Inhibition of complex I increases ROS superoxide. This forms toxic hydroxyl radicals or reacts with NO to form peroxinitrite. These cause cellular damage by reacting with nucleic acids, proteins and lipids.

Question 24

what is the evidence for programmed cell death in PD?

Answer 24

There is an increase in the number of Bax-positive SNpc DA neurons in PD. Other molecular markers of PCD are also altered in PD including caspase-8, caspase-9 and Bcl-xL. (post-mortem tissues)

Question 25

what are the main animal models of PD?

Answer 25

Toxin-based models:
-	6-OHDA
-	Paraquat
-	Rotenone
-	MPTP
Gene-based models:
-	Synuclein
-	Parkin
-       LRRK2
-       DJ-1

Question 26

what are the pros and cons of the 6-OHDA model?

Answer 26

Pros:
Good model for assessing anti-PD actions of new drugs as unilateral striatal lesion causes quantifiable (related to degree of lesion/how many cells have died) asymmetric circling behaviour in animals. (administer to just one hemisphere of brain).

Cons:
Not clear if the mechanism of cell death is similar to human PD.
6-OHDA-induced pathology different from PD (formation of Lewy bodies-can’t look at Lewy body contribution to disease).
Pathology also varies depending on injection site of 6-OHDA. Need to know exactly where you are injecting your toxin so you can compare with other studies in the field.

Question 27

what are the pros and cons of the MPTP model?

Answer 27

pros:
Low dose MPTP treated monkeys show preferential degeneration of putamen vs caudal DA nerve terminals, replicates what you see in humans.
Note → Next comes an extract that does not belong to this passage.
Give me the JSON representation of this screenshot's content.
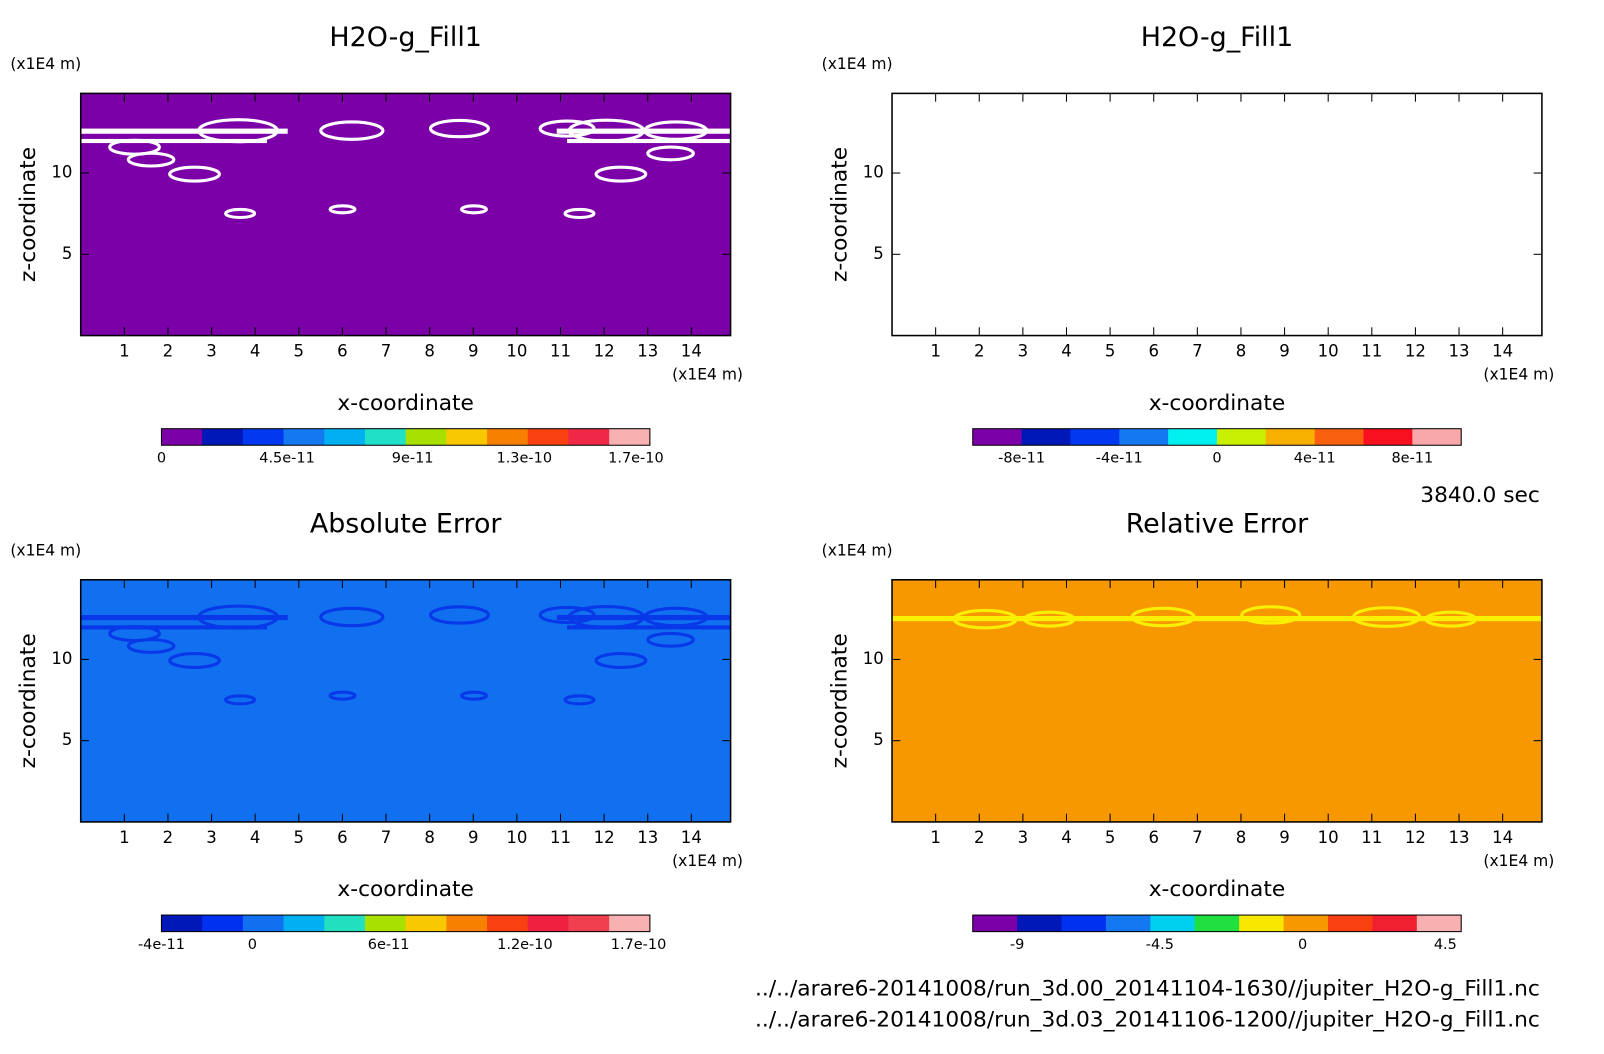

The regional pattern of MPTP-induced damage is similar to human PD (there is more cell loss in SNpc than in VTA. DA neuromelanin-containing cells are more susceptible to damage).

cons:
Other monoaminergic neurons (e.g. in locus coeruleus) are not damaged by MPTP. Similar to 6-OHDA model, classical Lewy bodies are not found in MPTP-intoxicated humans/monkeys.

Question 28

what are the pros and cons of the rotenone model?

Answer 28

Pros:
May be a good model for studying the relationship between aggregate formation and cell death.

Cons:
Rotenone has widespread neurotoxic actions- it is not DA selective although these are the main target for its action within the brain.

Question 29

what are the pros and cons of the paraquat model?

Answer 29

Pros:
This model may be a useful model to study the role of a-synuclein in neuro-degeneration as it reliably causes DA cell loss and a-synuclein positive inclusions).

Cons:
It is not known if DA toxicity is selective or if other neurons are affected.